Apesar de todos os esforços para desestabilizar o governo, incluindo o apoio a tentativas de golpe e a imposição de sanções econômicas, a Venezuela conseguiu manter o controle sobre sua principal fonte de renda. A resistência do governo Maduro em privatizar a PDVSA e outras riquezas naturais, como o ouro, tem sido um dos principais motivos para a continuidade das agressões imperialistas.
Um dos aspectos mais impressionantes do chavismo é sua profunda organização popular. O PSUV (Partido Socialista Unido da Venezuela), que é o maior partido do país, tem uma estrutura organizativa que se estende por todo o território nacional. Essa organização é composta por comitês eleitos em mais de 260 mil ruas e 48 mil bairros, com uma forte participação feminina – cerca de 80% das lideranças desses comitês são mulheres.
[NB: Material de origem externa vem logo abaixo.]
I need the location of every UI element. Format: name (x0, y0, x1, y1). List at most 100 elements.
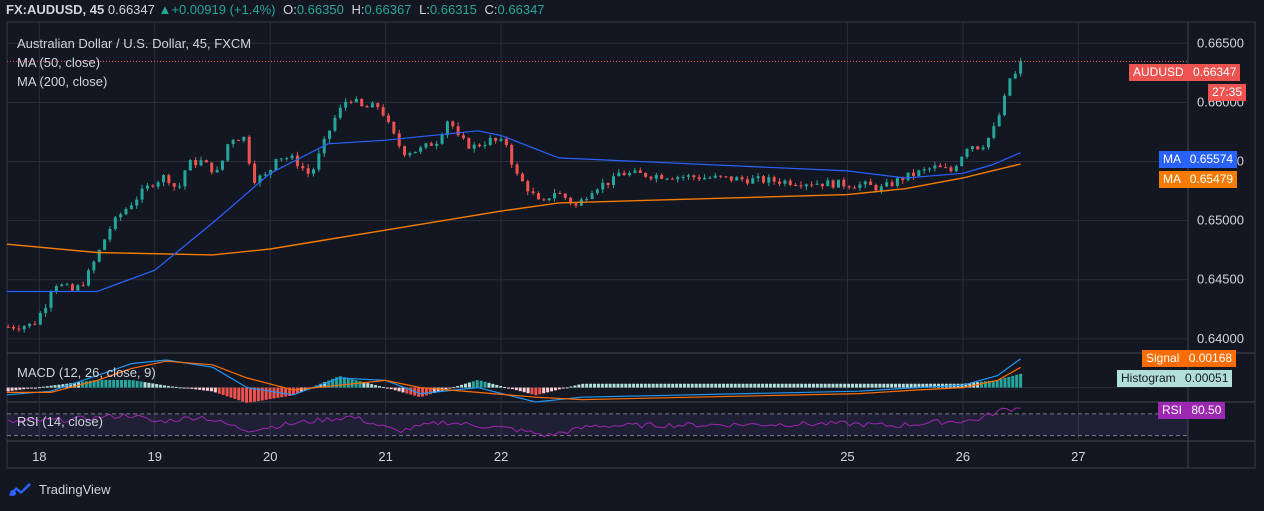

Além disso, o chavismo tem promovido a formação de comunas territoriais, que são estruturas de autogestão comunitária. Essas comunas foram fundamentais para a resistência do país durante os períodos mais críticos, como a pandemia de COVID-19, quando as sanções internacionais dificultaram o acesso a vacinas e insumos médicos. Durante esses tempos difíceis, foram as estruturas populares que garantiram que alimentos e remédios chegassem às casas das pessoas, evitando uma catástrofe humanitária.
As milícias populares, treinadas e coordenadas pelas Forças Armadas, também desempenham um papel crucial na defesa do país. Com mais de 3 milhões de pessoas treinadas militarmente, essas milícias são um sinal claro de que qualquer tentativa de invasão do país enfrentaria não apenas as Forças Armadas, mas também a resistência armada da população.
A Venezuela, como outros países que resistem ao imperialismo, tem sido alvo de uma guerra híbrida, que combina elementos de guerra econômica, psicológica, e, em alguns casos, militar. A extrema-direita venezuelana, com o apoio de potências estrangeiras, tem utilizado todos os meios possíveis para desestabilizar o governo, desde ataques cibernéticos até a contratação de mercenários para assassinar líderes chavistas.
Mesmo diante desses desafios, o chavismo se mantém como a força política dominante na Venezuela. A extrema-direita, liderada por figuras como María Corina Machado, continua a não reconhecer os resultados eleitorais e a promover todo tipo de sabotagens contra o país. No entanto, falta a eles o apoio popular necessário para derrubar o governo.
Segundo Edson Carneiro Índio, a situação em Caracas, durante as eleições, era de normalidade. As ruas estavam cheias de gente, e a segurança, que já foi um problema grave no passado, melhorou significativamente. Apesar das tentativas de desestabilização, a vida cotidiana na capital venezuelana não refletia a imagem de caos e violência propagada pela mídia internacional.
A situação política na Venezuela em 2024 é um exemplo claro da resiliência do processo bolivariano. Apesar das sanções, das tentativas de golpe, e das campanhas de desinformação, o chavismo se mantém firme, sustentado por uma organização popular robusta e uma aliança cívico-militar que garante a defesa da soberania nacional.
A análise de Edson Carneiro Índio nos oferece uma visão detalhada e objetiva da realidade venezuelana, contrastando com a narrativa distorcida frequentemente apresentada pela mídia internacional. A Venezuela, apesar de todos os desafios, continua a resistir às pressões imperialistas, mantendo viva a chama da revolução bolivariana.
O futuro do chavismo dependerá da capacidade do governo de continuar a resistir às pressões externas, ao mesmo tempo em que promove a recuperação econômica e melhora as condições de vida da população. A luta pela soberania nacional e pela justiça social, que tem sido a marca do chavismo desde a eleição de Chávez, continua a ser o principal motor do processo político na Venezuela.